- Advertisement -
Pro Legal News ID
Laporan Utama

Oknum Pemprov DKI Bermain Api Di Muara Angke ?

Sejumlah permasalahan yang terjadi disekitar kawasan Teluk Jakarta dan Muara Angke, Jakarta Utara diduga akibat permainan oknum di lingkungan Pemprov DKI Jakarta. Kasus pembangunan reklamasi belum selesai pengusutan kini bermunculan kasus baru yang semuanya bermuara pada dugaan korupsi.

Polda Metro Jaya kini tengah mengembangkan pengusutan kasus dugaan korupsi pembangunan reklamasi Teluk Jakarta yang diduga melibatkan banyak pihak. Sejumlah saksi telah diperiksa penyidik Kriminal Khusus Polda Metro Jaya dan dua diantaranya pejabat teras di lingkungan Pemprov DKI Jakarta. Informasi yang diperoleh menyebutkan dalam waktu dekat polisi akan menetapkan tersangka dalam kasus reklamasi dari oknum Pemprov DKI.

Kedua pejabat Pemprov DKI itu yakni, Kepala Dinas Cipta Karya Tata Ruang dan Pertanahan DKI Jakarta, Benni Agus Candra dan Kepala Dinas Penanaman Modal dan Pelayanan Terpadu Satu Pintu DKI Jakarta, Edy Junaedi diperiksa penyidik Polda Metro Jaya. Sejumlah bukti terkait keterlibatan oknum di Pemprov DKI sudah diperoleh Kepolisian dalam kasus dugaan korupsi reklamasi.

Sebelumnya Komisi Pemberantasan Korupsi (KPK) menangkap tangan anggota DPRD DKI, Sanusi karena diduga menerima suap terkait pembangunan reklamasi Teluk Jakarta.
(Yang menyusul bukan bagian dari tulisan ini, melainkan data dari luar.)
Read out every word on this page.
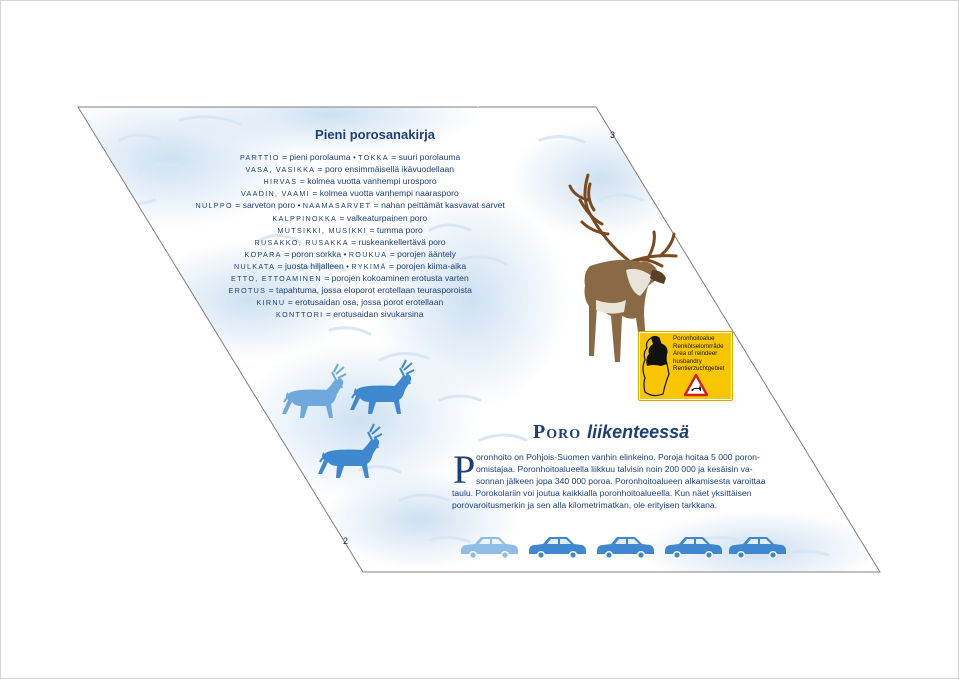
Pieni porosanakirja
PARTTIO = pieni porolauma • TOKKA = suuri porolauma
VASA, VASIKKA = poro ensimmäisellä ikävuodellaan
HIRVAS = kolmea vuotta vanhempi urosporo
VAADIN, VAAMI = kolmea vuotta vanhempi naarasporo
NULPPO = sarveton poro • NAAMASARVET = nahan peittämät kasvavat sarvet
KALPPINOKKA = valkeaturpainen poro
MUTSIKKI, MUSIKKI = tumma poro
RUSAKKO, RUSAKKA = ruskeankellertävä poro
KOPARA = poron sorkka • ROUKUA = porojen ääntely
NULKATA = juosta hiljalleen • RYKIMÄ = porojen kiima-aika
ETTO, ETTOAMINEN = porojen kokoaminen erotusta varten
EROTUS = tapahtuma, jossa eloporot erotellaan teurasporoista
KIRNU = erotusaidan osa, jossa porot erotellaan
KONTTORI = erotusaidan sivukarsina
2
3
Poronhoitoalue
Renkötselomrråde
Area of reindeer
husbandry
Rentierzuchtgebiet
Poro liikenteessä
P oronhoito on Pohjois-Suomen vanhin elinkeino. Poroja hoitaa 5 000 poron-
omistajaa. Poronhoitoalueella liikkuu talvisin noin 200 000 ja kesäisin va-
sonnan jälkeen jopa 340 000 poroa. Poronhoitoalueen alkamisesta varoittaa
taulu. Porokolariin voi joutua kaikkialla poronhoitoalueella. Kun näet yksittäisen
porovaroitusmerkin ja sen alla kilometrimatkan, ole erityisen tarkkana.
Sanusi yang kini mendekam dalam penjara diduga menerima suap Rp 2 miliar untuk mempermulus proyek reklamasi.

Penyidik KPK beberapa waktu lalu sempat memeriksa Kepala Dinas Kelautan Pertanian dan Ketahanan Pangan DKI Jakarta, Darjamuni sebagai saksi. Dia dimintai keterangan dalam kasus pembangunan Pulau G yang berada persis di depan pelabuhan perikanan dan masuk dalam kekuasaan Darjamuni.

Dalam pemeriksaan di KPK, Darjamuni dicecar dengan pertanyaan terkait akibat yang akan ditimbulkan bila pembangunan Pulau G tetap dilanjutkan. Dia mengaku tidak masalah pembangunan Pulau G tetap dilanjutkan.

Kasus dugaan korupsi proyek reklamasi belum tuntas, kini Tim Investigasi Pro Legal malah mendapatkan data baru adanya dugaan permainan kotor oknum di lingkungan Pemprov DKI dalam pekerjaan pemberian bantuan Dermaga Apung sebanyak 5 unit di Kepulan Seribu. Pekerjaan ini dilaksanakan oleh PT Cipta Cahaya Aqilla dengan kontrak Nomor : 2478/-1823.621.7 tanggal 29 Maret 2016 dengan anggaran Rp 4.110.012.500,00.
Dalam berita acara serah terima barang Nomor 4430/-1.823.621.7 tanggal 31 Mei 2016 disebutkan pekerjaannya telah selesai. Pembayaran pun telah lunas sesuai SP2D Nomor 1006300/SP2D/VI/2016tertanggal 28 Juni 2016 sebesar Rp 4.110.012.500,00.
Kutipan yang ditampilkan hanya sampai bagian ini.